Baca Juga: BRIDA Sulteng, Jasa Raharja dan UNTAD Palu, Evaluasi Bantuan Stunting di Sigi
Menurutnya, penanganan Stunting bukan hanya menjadi tugas pemerintah. Tapi juga menjadi tanggung jawab stakeholder yang harus dikerjakan secara terpadu.
Ia berharap perangkat daerah dan stakeholder yang terlibat dalam program Tangguh Bersinar, dapat melaporkan segala hambatan dan tantangan selama di lapangan.
“Hasilnya, akan dilaporkan kepada Gubernur untuk mendapatkan masukan dan kesimpulan, dalam penanganan Stunting di Sulawesi Tengah,” terangnya.
Setelah lauching pada Januari 2024, program Tangguh Bersinar menunjukkan hasil positif, buktinya mampu menurunnya angka Stunting di Kabupaten Sigi, mencapai 10,4% dari data awal 36%, menjadi 26%.

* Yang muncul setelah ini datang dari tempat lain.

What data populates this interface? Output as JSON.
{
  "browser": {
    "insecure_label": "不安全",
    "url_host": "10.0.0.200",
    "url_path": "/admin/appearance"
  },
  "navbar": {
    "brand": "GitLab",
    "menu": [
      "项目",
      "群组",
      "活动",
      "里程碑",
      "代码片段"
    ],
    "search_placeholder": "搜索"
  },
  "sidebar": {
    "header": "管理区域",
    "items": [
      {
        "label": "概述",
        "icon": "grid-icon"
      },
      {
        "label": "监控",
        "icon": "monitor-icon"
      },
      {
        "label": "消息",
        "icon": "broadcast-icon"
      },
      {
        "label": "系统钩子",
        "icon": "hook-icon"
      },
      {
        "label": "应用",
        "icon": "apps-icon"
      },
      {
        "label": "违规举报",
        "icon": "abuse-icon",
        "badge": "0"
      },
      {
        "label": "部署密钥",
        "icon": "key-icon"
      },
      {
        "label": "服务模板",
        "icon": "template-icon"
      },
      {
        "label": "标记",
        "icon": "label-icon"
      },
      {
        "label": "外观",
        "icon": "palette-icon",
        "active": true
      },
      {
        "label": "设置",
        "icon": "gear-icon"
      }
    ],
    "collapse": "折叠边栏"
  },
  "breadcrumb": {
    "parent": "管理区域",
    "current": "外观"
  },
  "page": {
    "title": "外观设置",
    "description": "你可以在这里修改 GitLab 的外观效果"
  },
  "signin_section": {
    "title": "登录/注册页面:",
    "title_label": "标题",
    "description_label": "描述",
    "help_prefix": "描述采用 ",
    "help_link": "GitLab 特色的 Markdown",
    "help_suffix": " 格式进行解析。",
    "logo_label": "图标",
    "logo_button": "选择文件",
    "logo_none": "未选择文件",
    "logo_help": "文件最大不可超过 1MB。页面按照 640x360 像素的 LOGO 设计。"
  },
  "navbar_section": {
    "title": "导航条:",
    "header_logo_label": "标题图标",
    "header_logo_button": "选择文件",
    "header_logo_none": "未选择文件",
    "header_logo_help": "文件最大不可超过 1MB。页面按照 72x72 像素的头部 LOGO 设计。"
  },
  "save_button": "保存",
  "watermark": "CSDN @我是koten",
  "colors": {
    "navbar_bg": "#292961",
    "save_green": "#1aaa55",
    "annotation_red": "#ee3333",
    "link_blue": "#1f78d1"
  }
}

Program Tangguh Bersinar, merujuk Surat Keputusan Gubernur Sulawesi Tengah Nomor: 400.9.14/24/Bappeda-G.ST/2024 tertanggal 23 Januari 2024.
Baca Juga: Turunkan Stunting di Sigi, Pemprov Sulteng Siapkan Program Tangguh Bersinar
Surat keputusan tersebut, tentang lokasi sasaran dan orang tua asuh Program Terpadu Percepatan Penurunan Stunting dan Penanggulangan Kemiskinan Berbasis Perangkat Daerah (Tangguh Bersinar) 2024 dan Kabupaten Sigi dipilih sebagai pilot project.
“Terima kasih kepada semua stakeholder yang telah berpartipasi dalam penanganan Stunting di Kabupaten Sigi,” pungakasnya.